Ma (2019)
Universal Pictures
Directed by: Tate Taylor
Written by: Scotty Landes and Tate Taylor
Starring: Octavia Spencer, Diana Silvers, Juliette Lewis and Luke Evans
You have to hand it to Blumhouse, as they seem to have found a formula for medium budget scary movies that make a pile at the box office, and Ma, from director Tate Taylor is no exception. They have also managed to get Olivia Spencer in the lead, playing Ma herself, a lonely middle aged woman that offers the local cast offs from Riverdale a basement where they can party with alcohol. Strange that the local store never once wonders what she is dong with all that booze she’s suddenly buying.I know that sounds petty, but it’s those kind of details that constantly pull me out of this picture and makes me do my “That would never happen face” to Mrs Reviewer, who then elbows me.
You see Ma is a typical Blumhouse film, a scary premise, that just can’t make it to a satisfactory third act, and it’s a shame because there are some great set pieces here, but as a whole the actual presentation is deeply flawed. I think the main faults lie with the script and the pacing. Spencer is great as our unhinged lead, and she flips from friendly older procurer of illegal booze, to psycho stalker with violent tendencies, in a heartbeat. The younger cast members do their best and to be fair they are given very little back story to work with, but it did feel in certain scenes that the writers were trying their best to make them sound hip and trendy, but even at my age it often felt flat, false and cliched.
So the problems in the screenplay come fairly early. Once the premise is set up and we see the local Archie gang partying in Ma’s basement, it’s not long before we see Ma start acting like a maniac, pointing guns at her guests and getting them to get their kit off. Now call me alarmist, but at that point I’m getting my friends the hell out of there, but Ma reveals it’s a joke and the party moves on. However, the audience now know all is not well, and the director begins to sneak a couple of flashbacks into the action that pretty much spoils the whole film. I knew right away what was actually going on, really early on, and I think a lot of other folk did too.
As things get a little crazier, and Ma’s stalker like behavior accelerates, it seems that the the whole production was running on empty with no real place to go to. The second act crawls along, but it’s because it’s becoming increasingly more obvious what her motivations are, and by that time you really just want to skip to the end. However, by the time we get there, it’s too late for any real revelation, as we have been spoon fed everything along the way and there’s no surprises left.
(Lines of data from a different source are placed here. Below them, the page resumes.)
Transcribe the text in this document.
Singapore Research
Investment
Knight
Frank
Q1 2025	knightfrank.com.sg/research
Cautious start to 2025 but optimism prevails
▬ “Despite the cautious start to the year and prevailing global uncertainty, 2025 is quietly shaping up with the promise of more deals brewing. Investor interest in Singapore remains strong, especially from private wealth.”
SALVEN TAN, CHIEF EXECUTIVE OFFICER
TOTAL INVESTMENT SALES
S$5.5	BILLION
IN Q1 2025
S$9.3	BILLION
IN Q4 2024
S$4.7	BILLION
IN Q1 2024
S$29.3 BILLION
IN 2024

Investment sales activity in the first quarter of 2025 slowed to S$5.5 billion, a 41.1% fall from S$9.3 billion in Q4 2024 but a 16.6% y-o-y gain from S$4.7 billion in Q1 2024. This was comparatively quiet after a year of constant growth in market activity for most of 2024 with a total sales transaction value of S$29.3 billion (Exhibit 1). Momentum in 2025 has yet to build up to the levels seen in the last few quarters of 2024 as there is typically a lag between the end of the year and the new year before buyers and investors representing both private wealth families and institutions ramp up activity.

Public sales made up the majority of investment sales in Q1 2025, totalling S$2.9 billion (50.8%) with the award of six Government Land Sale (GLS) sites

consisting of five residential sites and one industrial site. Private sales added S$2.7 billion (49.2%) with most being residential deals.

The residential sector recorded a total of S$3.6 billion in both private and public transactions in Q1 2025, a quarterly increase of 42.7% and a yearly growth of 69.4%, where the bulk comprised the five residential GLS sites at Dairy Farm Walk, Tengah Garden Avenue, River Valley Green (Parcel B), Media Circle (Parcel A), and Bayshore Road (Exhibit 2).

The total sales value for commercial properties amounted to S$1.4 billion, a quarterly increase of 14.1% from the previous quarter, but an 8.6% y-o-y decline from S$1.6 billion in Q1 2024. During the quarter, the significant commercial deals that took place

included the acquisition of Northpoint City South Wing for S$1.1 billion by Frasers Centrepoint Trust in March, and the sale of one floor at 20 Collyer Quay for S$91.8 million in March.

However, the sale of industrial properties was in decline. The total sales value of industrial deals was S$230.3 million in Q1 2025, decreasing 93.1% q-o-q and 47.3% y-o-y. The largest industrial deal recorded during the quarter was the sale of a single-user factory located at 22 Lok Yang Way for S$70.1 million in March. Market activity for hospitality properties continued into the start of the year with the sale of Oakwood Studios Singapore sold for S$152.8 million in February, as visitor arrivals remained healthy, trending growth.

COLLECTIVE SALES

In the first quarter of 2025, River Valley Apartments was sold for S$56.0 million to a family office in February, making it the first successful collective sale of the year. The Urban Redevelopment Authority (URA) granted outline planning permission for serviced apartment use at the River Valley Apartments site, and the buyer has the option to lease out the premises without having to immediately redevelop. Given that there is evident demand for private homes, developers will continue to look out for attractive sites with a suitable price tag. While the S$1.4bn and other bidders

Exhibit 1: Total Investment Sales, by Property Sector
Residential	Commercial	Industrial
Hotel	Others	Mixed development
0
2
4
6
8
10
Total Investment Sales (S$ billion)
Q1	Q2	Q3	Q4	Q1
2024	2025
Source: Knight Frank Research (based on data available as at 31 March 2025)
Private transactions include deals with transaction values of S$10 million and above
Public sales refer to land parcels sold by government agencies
Instead the violence and shocks are turned up to 11, to keep the audience interested, but it comes across as an obvious tactic that feels exploitative now.
I feel that there was a real chance to do something quite uncomfortably scary with Ma, but the writers and directors didn’t trust themselves so just went all out to shock rather than to slowly build up a story filled with dread. Better pacing and a tighter control on the story could have built the suspense right to the last reel, and more subtle use of foreshadowing could have dropped more nuanced clues for eagle eyed viewers to pick up on, instead of bashing us over the head with the back story, leaving us with nowhere to go.
Frustrating and annoying, Ma wraps up it’s tale with the usual thriller tropes, and it’s a shame as there was perhaps a clever story to be told here. Instead Ma’s weird behaviour goes unnoticed despite every kid in the town disappearing in an evening and getting rat faced, even on a school night. And the kids themselves are the best behaved bunch of junior alcoholics you have ever seen, dancing to Funky Town by Lipps Inc like it’s Club 54, and not one of them posting on social media that they are having the time of their lives at Ma’s house, even though occasionally she may threaten or stalk you. Icing on the cake? Another trailer that reveals scenes from the final act in it’s publicity. Reprehensible and anger inducing.
A wasted chance, but with a $5m budget and a weekend take of $21m, nobody cares about the inconsistencies in story telling. For Blumhouse it’s another jackpot.